A multilingual Retrieval-Augmented Generation (RAG) system designed to handle Bengali product queries using advanced embedding models and semantic search capabilities.
This project implements a sophisticated RAG system that can process queries in Bengali (Bangla) and English, providing accurate product recommendations and information retrieval.
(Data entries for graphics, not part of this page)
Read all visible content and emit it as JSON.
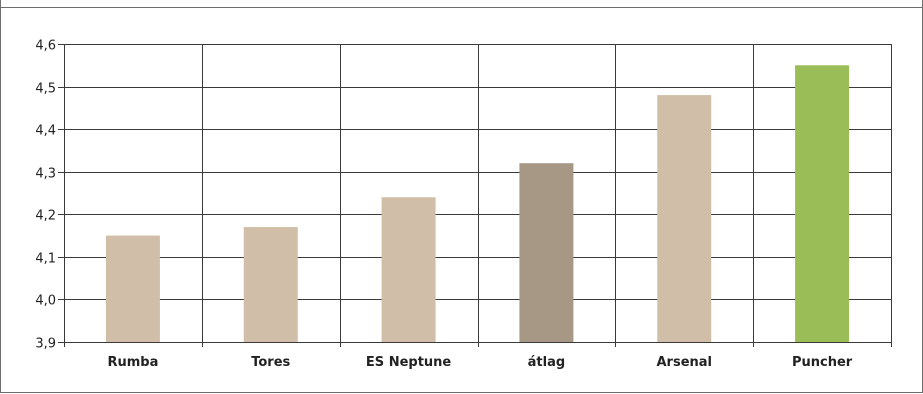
{
  "chart_data": {
    "type": "bar",
    "title": "",
    "xlabel": "",
    "ylabel": "",
    "categories": [
      "Rumba",
      "Tores",
      "ES Neptune",
      "átlag",
      "Arsenal",
      "Puncher"
    ],
    "values": [
      4.15,
      4.17,
      4.24,
      4.32,
      4.48,
      4.55
    ],
    "ylim": [
      3.9,
      4.6
    ],
    "yticks": [
      "3,9",
      "4,0",
      "4,1",
      "4,2",
      "4,3",
      "4,4",
      "4,5",
      "4,6"
    ],
    "grid": true,
    "legend": "none",
    "colors": [
      "#d0bea8",
      "#d0bea8",
      "#d0bea8",
      "#a79886",
      "#d0bea8",
      "#9bbd58"
    ]
  }
}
The system uses ChromaDB as the vector database with Alibaba's multilingual embedding model for enhanced semantic understanding across languages.
-
Custom Embedding Function: Utilizes Alibaba-NLP's
gte-multilingual-base
model for generating high-quality embeddings that work effectively across Bengali and English languages. -
ChromaDB Vector Database: Persistent vector storage with custom embedding integration for efficient similarity search and document retrieval.
-
Multi-Strategy Search Engine: Implements multiple search approaches:
- Semantic search using embeddings
- Intent-based filtering with category metadata
- Keyword extraction and matching
- Cross-lingual query processing
-
Language Processing Pipeline:
- Automatic language detection
- Bengali to English translation using LLM
- Intent extraction and classification
- Keyword extraction using YAKE algorithm
-
Large Language Model Integration: Uses Groq's LLaMA-4 Scout model for translation, intent analysis, and response generation.
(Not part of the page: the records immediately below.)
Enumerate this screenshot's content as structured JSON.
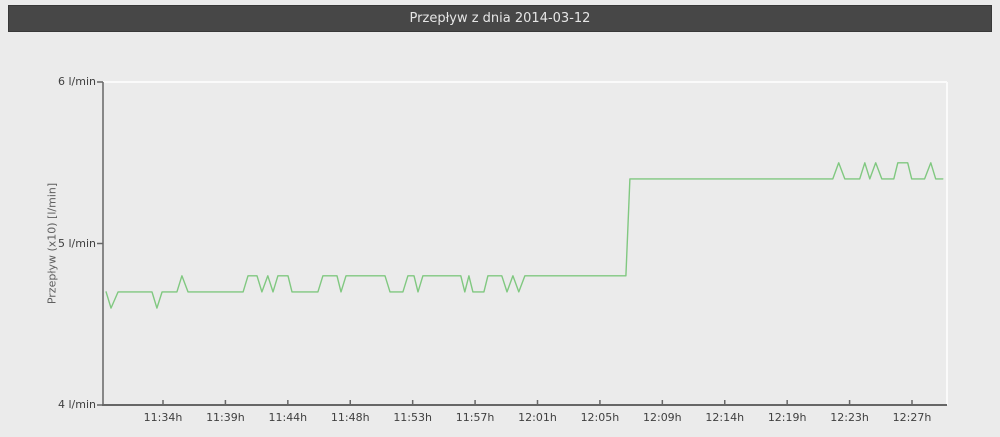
{
  "header": {
    "title": "Przepływ z dnia 2014-03-12"
  },
  "colors": {
    "page_bg": "#ebebeb",
    "header_bg": "#474747",
    "header_text": "#e6e6e6",
    "axis": "#666666",
    "plot_border_light": "#fafafa",
    "tick_text": "#3f3f3f",
    "series_green": "#80c880"
  },
  "chart_data": {
    "type": "line",
    "title": "Przepływ z dnia 2014-03-12",
    "xlabel": "",
    "ylabel": "Przepływ (x10) [l/min]",
    "ylim": [
      4,
      6
    ],
    "grid": "off",
    "legend": "none",
    "y_ticks": [
      {
        "value": 6,
        "label": "6 l/min"
      },
      {
        "value": 5,
        "label": "5 l/min"
      },
      {
        "value": 4,
        "label": "4 l/min"
      }
    ],
    "x_ticks": [
      "11:34h",
      "11:39h",
      "11:44h",
      "11:48h",
      "11:53h",
      "11:57h",
      "12:01h",
      "12:05h",
      "12:09h",
      "12:14h",
      "12:19h",
      "12:23h",
      "12:27h"
    ],
    "x_domain": [
      "11:29:45",
      "12:29:30"
    ],
    "series": [
      {
        "name": "Przepływ",
        "color": "#80c880",
        "points": [
          [
            "11:29:58",
            4.7
          ],
          [
            "11:30:19",
            4.6
          ],
          [
            "11:30:49",
            4.7
          ],
          [
            "11:33:13",
            4.7
          ],
          [
            "11:33:34",
            4.6
          ],
          [
            "11:33:56",
            4.7
          ],
          [
            "11:34:59",
            4.7
          ],
          [
            "11:35:20",
            4.8
          ],
          [
            "11:35:46",
            4.7
          ],
          [
            "11:39:40",
            4.7
          ],
          [
            "11:40:01",
            4.8
          ],
          [
            "11:40:39",
            4.8
          ],
          [
            "11:41:00",
            4.7
          ],
          [
            "11:41:25",
            4.8
          ],
          [
            "11:41:47",
            4.7
          ],
          [
            "11:42:08",
            4.8
          ],
          [
            "11:42:51",
            4.8
          ],
          [
            "11:43:08",
            4.7
          ],
          [
            "11:44:58",
            4.7
          ],
          [
            "11:45:19",
            4.8
          ],
          [
            "11:46:19",
            4.8
          ],
          [
            "11:46:36",
            4.7
          ],
          [
            "11:46:57",
            4.8
          ],
          [
            "11:49:43",
            4.8
          ],
          [
            "11:50:04",
            4.7
          ],
          [
            "11:50:59",
            4.7
          ],
          [
            "11:51:20",
            4.8
          ],
          [
            "11:51:46",
            4.8
          ],
          [
            "11:52:03",
            4.7
          ],
          [
            "11:52:24",
            4.8
          ],
          [
            "11:54:39",
            4.8
          ],
          [
            "11:55:05",
            4.8
          ],
          [
            "11:55:22",
            4.7
          ],
          [
            "11:55:39",
            4.8
          ],
          [
            "11:55:56",
            4.7
          ],
          [
            "11:56:43",
            4.7
          ],
          [
            "11:57:00",
            4.8
          ],
          [
            "11:57:59",
            4.8
          ],
          [
            "11:58:21",
            4.7
          ],
          [
            "11:58:46",
            4.8
          ],
          [
            "11:59:11",
            4.7
          ],
          [
            "11:59:37",
            4.8
          ],
          [
            "12:06:46",
            4.8
          ],
          [
            "12:07:03",
            5.4
          ],
          [
            "12:21:25",
            5.4
          ],
          [
            "12:21:50",
            5.5
          ],
          [
            "12:22:16",
            5.4
          ],
          [
            "12:23:19",
            5.4
          ],
          [
            "12:23:41",
            5.5
          ],
          [
            "12:24:02",
            5.4
          ],
          [
            "12:24:27",
            5.5
          ],
          [
            "12:24:53",
            5.4
          ],
          [
            "12:25:44",
            5.4
          ],
          [
            "12:26:01",
            5.5
          ],
          [
            "12:26:43",
            5.5
          ],
          [
            "12:27:00",
            5.4
          ],
          [
            "12:27:55",
            5.4
          ],
          [
            "12:28:21",
            5.5
          ],
          [
            "12:28:42",
            5.4
          ],
          [
            "12:29:12",
            5.4
          ]
        ]
      }
    ]
  }
}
- Embedding Model: Alibaba-NLP/gte-multilingual-base (768-dimensional)
- Vector Database: ChromaDB with persistent storage
- LLM Provider: Groq (meta-llama/llama-4-scout-17b-16e-instruct)
- Text Processing: NLTK, YAKE keyword extraction
- Language Support: Bengali (primary), English
- Development Environment: Google Colab compatible
- Multilingual Support: Native Bengali query processing with English fallback
- Intent Classification: Automatic categorization of user queries into product categories
- Multi-Modal Search: Combines semantic, keyword, and intent-based search strategies
- Custom Embeddings: Leverages state-of-the-art multilingual embedding models
- Persistent Storage: ChromaDB ensures data persistence across sessions
- Interactive Interface: Command-line interface with real-time query processing
The system processes structured product data with the following categories:
- Baby Products
- Electronics & Technology
- Home & Kitchen Appliances
- Fashion & Clothing
- Beauty & Personal Care
- Sports & Fitness
- Books & Education
- Food & Beverages
- Automotive & Tools
- Health & Wellness
- Pet Supplies
- Garden & Outdoor
- Office & Stationery
- Python 3.7+ environment
- Required packages (automatically installed):
python-dotenv yake langchain-groq chromadb langdetect nltk sentence-transformers torch
-
Environment Configuration:
- Create a
.env
file with yourGROQ_API_KEY
- Prepare your product data in
.txt
format
- Create a
-
File Upload (for Google Colab):
- Upload your
.env
file - Upload your product data file (
products.txt
)
- Upload your
-
System Initialization:
- Run the notebook cells sequentially
- The system will automatically download and initialize the embedding model
- ChromaDB will be set up with persistent storage
-
Data Loading:
- Product data is parsed and indexed automatically
- Embeddings are generated using the custom Alibaba model
- Vector database is populated with product information
-
Interactive Usage:
- Enter Bengali queries in the command prompt
- Use special commands:
quit
- Exit the systemtoggle
- Switch NLP translation mode
- Receive responses in Bengali with relevant product information
Bengali Query: "pet supplier ki ki ache?"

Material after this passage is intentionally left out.